Von einem Ansturm der Hilfsbereitschaft kann weiterhin auch die Bonner Stadtverwaltung berichten. Bei der Vermittlung von Notunterkünften für Flutopfer seien seit Donnerstagnachmittag mehr als 2000 Angebote eingegangen, hieß es am Montag im Stadthaus. Auf diese Weise konnten inzwischen 321 Menschen plus Haustiere vermittelt werden. 268 von ihnen sind bei Privatleuten in Bonn und Umgebung untergebracht. „Ich danke allen Bonnerinnen und Bonnern für ihre überwältigende Hilfsbereitschaft“, erklärte Oberbürgermeisterin Katja Dörner per Pressemitteilung. Zwar machten die Zahlen deutlich, dass im Moment keine weiteren Unterbringungsangebote benötigt werden. Allerdings, so Dörner: „Unsere Aktion wird in den Unglücksgebieten immer bekannter, und es melden sich mehr Menschen, die leider erkennen müssen, dass sie entweder nicht länger in ihrem Zuhause oder den Notunterkünften bleiben können.“

In den Reihen der Verwaltung hätten sich spontan zahlreiche Beschäftigte dazu bereitgefunden, in Schichten das Nottelefon zu bedienen. Auch bei den Stadtwerken Bonn seien Kollegen spontan eingesprungen, berichtete Anja Wenmakers, Geschäftsführerin SWB Bus und Bahn. Am Freitag hatten drei Busse der Stadtwerke Flutopfer aus dem Kreis Ahrweiler nach Bonn geholt.

Nach der Flutkatastrophe: Bonner Einzelhandel für Hilfsfonds

Zu Wort meldete sich am Montag auch der Einzelhandelsverband Bonn/Rhein-Sieg/Euskirchen, aus dessen Reihen ebenfalls zahlreiche Mitgliedsbetriebe von den Unwetterschäden betroffen sind.

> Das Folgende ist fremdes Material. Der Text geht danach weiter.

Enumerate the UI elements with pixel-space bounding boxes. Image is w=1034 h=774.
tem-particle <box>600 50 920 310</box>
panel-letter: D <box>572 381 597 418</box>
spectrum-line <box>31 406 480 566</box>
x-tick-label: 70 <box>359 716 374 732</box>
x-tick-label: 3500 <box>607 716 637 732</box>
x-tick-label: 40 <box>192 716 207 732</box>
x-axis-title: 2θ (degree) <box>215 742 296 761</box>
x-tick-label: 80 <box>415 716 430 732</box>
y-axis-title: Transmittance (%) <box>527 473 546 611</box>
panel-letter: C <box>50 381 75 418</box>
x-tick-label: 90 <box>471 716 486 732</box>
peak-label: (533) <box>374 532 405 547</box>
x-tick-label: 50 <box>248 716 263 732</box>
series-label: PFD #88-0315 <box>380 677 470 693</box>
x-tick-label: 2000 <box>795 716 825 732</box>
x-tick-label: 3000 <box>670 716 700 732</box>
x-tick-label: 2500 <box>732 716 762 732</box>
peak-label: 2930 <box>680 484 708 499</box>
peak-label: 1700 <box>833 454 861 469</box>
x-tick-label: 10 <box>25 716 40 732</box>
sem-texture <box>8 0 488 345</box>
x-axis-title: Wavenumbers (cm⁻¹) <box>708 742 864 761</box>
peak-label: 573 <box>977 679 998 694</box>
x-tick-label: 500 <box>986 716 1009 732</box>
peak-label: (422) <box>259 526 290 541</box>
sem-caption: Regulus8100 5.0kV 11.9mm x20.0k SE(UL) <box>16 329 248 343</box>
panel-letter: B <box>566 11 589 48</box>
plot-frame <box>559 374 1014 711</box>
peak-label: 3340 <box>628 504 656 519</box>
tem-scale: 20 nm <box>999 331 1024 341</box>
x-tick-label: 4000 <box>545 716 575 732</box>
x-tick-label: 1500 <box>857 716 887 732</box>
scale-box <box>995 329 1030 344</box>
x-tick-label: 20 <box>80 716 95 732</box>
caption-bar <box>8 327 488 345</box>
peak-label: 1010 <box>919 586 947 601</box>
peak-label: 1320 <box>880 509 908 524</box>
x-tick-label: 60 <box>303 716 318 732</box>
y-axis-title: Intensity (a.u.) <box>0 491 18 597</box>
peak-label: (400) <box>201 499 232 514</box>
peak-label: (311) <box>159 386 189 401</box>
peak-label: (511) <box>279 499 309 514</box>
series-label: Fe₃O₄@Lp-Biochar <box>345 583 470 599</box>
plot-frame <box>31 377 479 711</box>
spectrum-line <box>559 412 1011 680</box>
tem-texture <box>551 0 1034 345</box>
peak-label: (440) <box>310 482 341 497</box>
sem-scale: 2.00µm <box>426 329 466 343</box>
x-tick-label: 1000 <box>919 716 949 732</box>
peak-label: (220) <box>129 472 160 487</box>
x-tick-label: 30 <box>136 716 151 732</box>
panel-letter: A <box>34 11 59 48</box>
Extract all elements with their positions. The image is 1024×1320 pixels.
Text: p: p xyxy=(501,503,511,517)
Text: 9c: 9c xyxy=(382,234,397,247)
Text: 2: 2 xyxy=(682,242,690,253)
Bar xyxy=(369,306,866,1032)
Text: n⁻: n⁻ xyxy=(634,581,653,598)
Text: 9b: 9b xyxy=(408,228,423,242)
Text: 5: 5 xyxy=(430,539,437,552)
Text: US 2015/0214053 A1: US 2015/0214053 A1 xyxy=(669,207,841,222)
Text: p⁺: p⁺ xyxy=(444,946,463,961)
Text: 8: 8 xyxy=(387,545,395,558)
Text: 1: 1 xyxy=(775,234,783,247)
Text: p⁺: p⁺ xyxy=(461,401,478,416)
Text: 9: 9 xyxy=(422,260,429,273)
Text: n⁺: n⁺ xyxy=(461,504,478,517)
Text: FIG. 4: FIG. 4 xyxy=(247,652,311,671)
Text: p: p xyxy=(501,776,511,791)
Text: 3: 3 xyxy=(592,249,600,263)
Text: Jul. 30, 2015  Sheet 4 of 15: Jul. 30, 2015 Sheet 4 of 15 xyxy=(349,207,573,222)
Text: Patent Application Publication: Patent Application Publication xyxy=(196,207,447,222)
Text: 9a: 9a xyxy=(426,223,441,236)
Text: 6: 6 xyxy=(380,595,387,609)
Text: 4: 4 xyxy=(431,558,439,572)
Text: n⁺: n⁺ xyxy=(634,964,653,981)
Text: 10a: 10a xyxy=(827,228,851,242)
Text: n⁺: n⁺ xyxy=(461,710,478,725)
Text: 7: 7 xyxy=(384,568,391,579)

Angesichts ihrer Lage in ohnehin strukturschwachen Gebieten sowie vieler offener versicherungsrechtlicher Fragen schlägt der Verband die Einrichtung eines Fonds durch die Landesregierung vor. Nach seiner Vorstellung sollen die Versicherungen aus diesem Topf Geld erhalten, „um die Schäden unverzüglich zu regulieren und somit Existenzen zu sichern“, wie es Vorsitzender Jannis Vassiliou in seinem Appell ausdrückte, den er auch Ministerpräsident Armin Laschet zukommen ließ. Intern hat der Verband seinen Mitgliedern organisatorische Hilfe angeboten, etwa die Überprüfung von Verträgen oder die Einrichtung von Not-Onlineshops zur Vermarktung unbeschädigter Ware.